Susch, ses trois clochers et sa milliardaire polonaise
Je croyais avoir vu à Zuoz et dans ses environs l’essentiel ce que pouvait offrir l’Engadine aux amateurs d’art. Mais c’est en Basse-Engadine, dans un village de 200 habitants, que j’ai découvert le plus surprenant des lieux d’art: le Muzeum Susch de Grazyna Kulczyk.
Je m’attends à être reçue par Catwoman. Sur les photos consultées avant ma visite, la milliardaire apparaît en veste de cuir noir, bras croisés, prête à livrer combat. C'est donc sur mes gardes que je pousse la porte de son bureau.
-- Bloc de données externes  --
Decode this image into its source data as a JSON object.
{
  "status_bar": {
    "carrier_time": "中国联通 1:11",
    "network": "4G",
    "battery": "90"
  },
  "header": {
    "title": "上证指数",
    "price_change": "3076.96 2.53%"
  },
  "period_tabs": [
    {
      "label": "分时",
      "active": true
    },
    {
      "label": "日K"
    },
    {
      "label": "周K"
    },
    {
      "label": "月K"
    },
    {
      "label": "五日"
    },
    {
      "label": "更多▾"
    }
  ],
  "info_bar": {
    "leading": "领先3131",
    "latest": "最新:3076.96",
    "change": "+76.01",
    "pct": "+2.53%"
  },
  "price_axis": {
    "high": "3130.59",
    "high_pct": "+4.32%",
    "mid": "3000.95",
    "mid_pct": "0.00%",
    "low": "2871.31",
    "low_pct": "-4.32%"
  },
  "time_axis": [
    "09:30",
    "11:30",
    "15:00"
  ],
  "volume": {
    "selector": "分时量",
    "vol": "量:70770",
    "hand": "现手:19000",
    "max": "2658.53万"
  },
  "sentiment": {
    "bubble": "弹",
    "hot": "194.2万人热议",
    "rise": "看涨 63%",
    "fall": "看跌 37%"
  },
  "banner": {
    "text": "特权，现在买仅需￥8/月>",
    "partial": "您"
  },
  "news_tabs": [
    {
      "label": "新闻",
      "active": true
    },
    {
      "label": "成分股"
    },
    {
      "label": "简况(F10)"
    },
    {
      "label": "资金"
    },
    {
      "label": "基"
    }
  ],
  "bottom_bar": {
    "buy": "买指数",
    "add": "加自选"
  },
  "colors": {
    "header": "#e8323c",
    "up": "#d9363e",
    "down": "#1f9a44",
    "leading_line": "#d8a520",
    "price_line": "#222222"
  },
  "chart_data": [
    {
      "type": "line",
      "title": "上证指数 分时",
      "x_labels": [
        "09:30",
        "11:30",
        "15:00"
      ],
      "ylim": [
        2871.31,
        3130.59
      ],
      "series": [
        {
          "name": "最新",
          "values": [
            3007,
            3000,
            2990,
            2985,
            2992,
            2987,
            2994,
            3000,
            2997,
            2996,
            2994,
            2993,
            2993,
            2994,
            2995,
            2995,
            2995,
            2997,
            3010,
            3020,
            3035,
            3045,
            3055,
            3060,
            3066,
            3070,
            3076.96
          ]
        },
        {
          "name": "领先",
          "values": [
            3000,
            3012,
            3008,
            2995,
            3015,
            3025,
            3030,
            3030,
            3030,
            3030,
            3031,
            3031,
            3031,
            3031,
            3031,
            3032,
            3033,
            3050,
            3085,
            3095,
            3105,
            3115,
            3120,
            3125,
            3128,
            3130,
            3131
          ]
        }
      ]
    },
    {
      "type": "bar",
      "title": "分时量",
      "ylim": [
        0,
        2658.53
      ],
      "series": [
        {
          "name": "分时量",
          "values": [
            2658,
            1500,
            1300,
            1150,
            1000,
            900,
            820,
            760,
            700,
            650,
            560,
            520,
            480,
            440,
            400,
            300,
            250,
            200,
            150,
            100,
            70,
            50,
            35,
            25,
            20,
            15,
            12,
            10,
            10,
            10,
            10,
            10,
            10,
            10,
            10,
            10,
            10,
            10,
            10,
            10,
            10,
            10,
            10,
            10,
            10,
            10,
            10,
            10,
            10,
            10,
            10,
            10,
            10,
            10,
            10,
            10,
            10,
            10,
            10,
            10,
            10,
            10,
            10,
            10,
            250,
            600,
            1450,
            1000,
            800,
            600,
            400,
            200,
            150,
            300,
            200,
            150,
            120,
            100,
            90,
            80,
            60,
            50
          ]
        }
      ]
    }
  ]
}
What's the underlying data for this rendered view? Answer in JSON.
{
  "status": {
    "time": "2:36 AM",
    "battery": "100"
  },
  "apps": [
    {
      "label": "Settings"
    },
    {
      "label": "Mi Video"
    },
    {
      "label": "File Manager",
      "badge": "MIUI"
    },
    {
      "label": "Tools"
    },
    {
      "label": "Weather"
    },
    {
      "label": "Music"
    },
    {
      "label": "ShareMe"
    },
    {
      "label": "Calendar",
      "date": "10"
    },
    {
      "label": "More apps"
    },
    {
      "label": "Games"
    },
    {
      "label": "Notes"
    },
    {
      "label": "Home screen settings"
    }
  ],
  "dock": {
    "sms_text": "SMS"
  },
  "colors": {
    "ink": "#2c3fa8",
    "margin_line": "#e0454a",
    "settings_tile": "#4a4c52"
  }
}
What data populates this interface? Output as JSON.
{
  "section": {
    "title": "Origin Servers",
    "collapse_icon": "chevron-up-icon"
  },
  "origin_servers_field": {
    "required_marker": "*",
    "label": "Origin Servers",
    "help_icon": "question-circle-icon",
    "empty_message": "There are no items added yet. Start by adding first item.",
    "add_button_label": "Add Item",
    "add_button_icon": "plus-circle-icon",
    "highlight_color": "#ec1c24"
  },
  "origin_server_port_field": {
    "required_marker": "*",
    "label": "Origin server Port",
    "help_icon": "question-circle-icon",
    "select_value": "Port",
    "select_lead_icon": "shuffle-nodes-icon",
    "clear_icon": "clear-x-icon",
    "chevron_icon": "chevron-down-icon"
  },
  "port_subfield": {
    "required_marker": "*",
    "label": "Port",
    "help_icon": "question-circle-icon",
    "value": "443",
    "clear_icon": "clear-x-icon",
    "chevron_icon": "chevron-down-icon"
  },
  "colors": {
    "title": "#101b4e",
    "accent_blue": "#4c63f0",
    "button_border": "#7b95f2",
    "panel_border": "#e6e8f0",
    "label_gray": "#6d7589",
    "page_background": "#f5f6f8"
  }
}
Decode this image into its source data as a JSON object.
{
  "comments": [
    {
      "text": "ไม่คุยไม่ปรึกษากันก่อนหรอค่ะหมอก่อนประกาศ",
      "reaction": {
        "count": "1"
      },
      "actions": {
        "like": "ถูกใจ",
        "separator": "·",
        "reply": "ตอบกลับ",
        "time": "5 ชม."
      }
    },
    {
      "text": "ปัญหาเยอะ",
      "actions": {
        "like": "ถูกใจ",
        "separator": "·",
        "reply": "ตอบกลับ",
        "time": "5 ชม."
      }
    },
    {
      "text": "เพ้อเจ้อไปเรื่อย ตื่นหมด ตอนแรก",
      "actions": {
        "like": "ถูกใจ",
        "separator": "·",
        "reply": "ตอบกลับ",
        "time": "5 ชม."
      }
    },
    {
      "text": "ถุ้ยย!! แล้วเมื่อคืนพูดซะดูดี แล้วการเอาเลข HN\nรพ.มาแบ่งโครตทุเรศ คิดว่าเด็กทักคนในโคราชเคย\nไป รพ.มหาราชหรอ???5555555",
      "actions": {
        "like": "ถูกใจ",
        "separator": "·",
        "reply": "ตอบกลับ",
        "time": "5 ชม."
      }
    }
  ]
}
Et un peu surprise que je découvre cette petite femme en pull cachemire Dior, toute menue, prévenante et posée, qui m’invite gentiment à m’asseoir sur un tabouret en bois.
Susch, arrêt sur demande. Comme beaucoup de Romands, j’ai découvert ce village en parcourant l’Engadine, l’été où nous étions privés de Provence ou de Toscane. Au Moyen Age, Susch, au pied du col de la Flüela, était une halte sur le chemin de Saint-Jacques-de-Compostelle. Au monastère, les moines brassaient la bière. Aujourd’hui, c’est l’une des dernières stations avant que le train ne disparaisse dans le tunnel de la Vereina et rejoigne Zurich, deux heures et demie plus tard. Un dernier bol d’air avant la ville.
Un indice dans le paysage
De la gare en face du village, on aperçoit trois campaniles: celui de l’église romane au toit pyramidal, celui, plus large, de la tour médiévale des seigneurs de Planta surmontée d’un bulbe et celui, massif, de la Tour la Praschun. Il faut bien regarder pour distinguer une quatrième tour, étrange, aussi lisse qu’un plot d’enfant, aussi blanche que les autres sont grises: la Tuor per Susch de l’artiste Not Vital. Il s’agit du seul indice dans le paysage révélant l'existence d’un des musées les plus luxueusement invisibles du monde, le Muzeum Susch, fondé par Grazyna Kulczyk, la milliardaire polonaise qui me reçoit.